According to recent studies, 70 percent of Americans believe that global warming is happening.
While this statistic provides a national average figure, it doesn’t account for the large diversity in opinion Americans have based on their geography.
So to get a more specific and detailed view of public beliefs about climate change across the United States, the Yale Program on Climate Change Communication developed several interactive maps projecting climate beliefs at the national, state, congressional district, metro area and county scales.
Each level is featured as a different tab on the publically released web tool to enable the public and policy-makers to explore the average global warming beliefs in any given U.S. county or congressional district and see the variation regarding climate beliefs and preferences between places.
In trying to map out public beliefs about climate change and understand the political dimension of climate politics, the efforts involved a network of scholars, including those at UC Santa Barbara and Utah State.
“This project [was about] trying to develop a new tool, a new type of data … to fill a need that we saw existing in U.S. policy-making [and that] came from a real need to have good social science data that would complement science and economic data,” Matto Mildenberger, a member of the Yale Program on Climate Change Communication and assistant professor of political science at UCSB, said.

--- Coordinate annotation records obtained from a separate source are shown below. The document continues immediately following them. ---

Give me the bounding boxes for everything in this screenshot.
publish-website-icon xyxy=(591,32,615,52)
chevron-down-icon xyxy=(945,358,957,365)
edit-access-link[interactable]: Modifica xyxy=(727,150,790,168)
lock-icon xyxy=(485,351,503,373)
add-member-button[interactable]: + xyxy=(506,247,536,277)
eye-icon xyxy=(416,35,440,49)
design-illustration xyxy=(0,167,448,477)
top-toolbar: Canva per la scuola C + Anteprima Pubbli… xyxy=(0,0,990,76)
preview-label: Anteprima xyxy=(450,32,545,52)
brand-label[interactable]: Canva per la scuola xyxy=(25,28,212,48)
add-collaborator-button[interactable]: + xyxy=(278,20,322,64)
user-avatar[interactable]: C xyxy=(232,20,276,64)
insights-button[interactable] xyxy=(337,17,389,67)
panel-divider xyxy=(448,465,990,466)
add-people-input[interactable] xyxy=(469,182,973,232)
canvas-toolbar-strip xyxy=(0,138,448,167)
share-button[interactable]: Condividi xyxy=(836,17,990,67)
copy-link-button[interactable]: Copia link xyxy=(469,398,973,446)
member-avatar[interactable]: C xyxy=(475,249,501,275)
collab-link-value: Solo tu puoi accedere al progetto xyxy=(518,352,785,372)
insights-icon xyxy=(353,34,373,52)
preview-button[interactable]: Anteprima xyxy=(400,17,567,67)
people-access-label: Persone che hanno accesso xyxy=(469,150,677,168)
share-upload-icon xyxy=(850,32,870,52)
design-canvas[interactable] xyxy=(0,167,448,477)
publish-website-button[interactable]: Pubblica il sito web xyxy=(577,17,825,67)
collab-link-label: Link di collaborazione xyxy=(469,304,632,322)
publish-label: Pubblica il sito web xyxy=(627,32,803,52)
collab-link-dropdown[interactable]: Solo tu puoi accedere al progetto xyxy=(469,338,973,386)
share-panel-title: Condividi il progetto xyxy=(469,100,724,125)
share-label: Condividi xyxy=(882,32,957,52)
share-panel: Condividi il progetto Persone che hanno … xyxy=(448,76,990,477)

Climate scientists have spent decades developing highly local maps of climate impact associated with extreme weather or sea-level rise. Economists have studied how climate-change policies impact local communities. But the political dynamics associated with climate reforms at the same level had yet to be understood, Mildenberger noted. With the majority of data about public climate change opinion being at the national level, the known distribution of public opinion at sub-national levels was trailing behind.
“When we look at opinion polls that are in the news, we often have data on what Americans believe or maybe what Californians believe,” Mildenberger said. “But it doesn’t really tell us a lot about what individuals in a particular congressional district or city or county think about some of these policies, even though a lot of the policy responses to the climate crisis need to happen at the local scale.”
From 2008 to 2016, the Yale Project on Climate Change Communication ran major opinion polls on U.S. climate beliefs, surveying over 18,000 American adults bi-annually.
The survey questions elicited responses about beliefs on climate change — including whether Americans believe climate change is happening and if it is human-caused; their attitudes toward climate change; whether Americans think climate change will personally affect them, their children and other people; and policy preferences, such as whether Americans support renewable energy or regulation of carbon pollution from coal-fired power plants.
After collecting and validating the enormous pool of national data, the project members transferred the survey results to develop a statistical model, which could project the data onto local-level scales seen on the finished maps.
According to Mildenberger, the project’s data could be informative and beneficial for policy-makers and planners in understanding what type of reception certain parts of the public may have to climate policies and in engaging with the public about global warming issues.
One observation he made was that regulation for carbon pollution for coal-fired power plants was more widespread than predicted. This was especially true in more conservative-leading districts that were expected to hold weaker support for certain types of climate policy action.
“I think we know that Americans broadly support various types of climate policy action, and what’s interesting about this data is the degree to which there’s quite a bit of homogeneity even across different parts of the country in support for that type of action. So I think that this sort of data has a lot of value in terms of public advocacy,” Mildenberger said.
While the country shares certain opinions on some climate-change issues, Americans are divided on others. Fifty-eight percent of Americans are worried about global warming, yet only 40 percent believe that climate change will be harmful to them personally.
“Right now, global warming still seems psychologically distant to many Americans,” Mildenberger said. “We might expect this to change as the impacts of the climate crisis [begin to be realized] more frequently. There is a lot of active research going on right now to understand how experiences with such events as the California drought shape people’s perceptions of the climate threat.”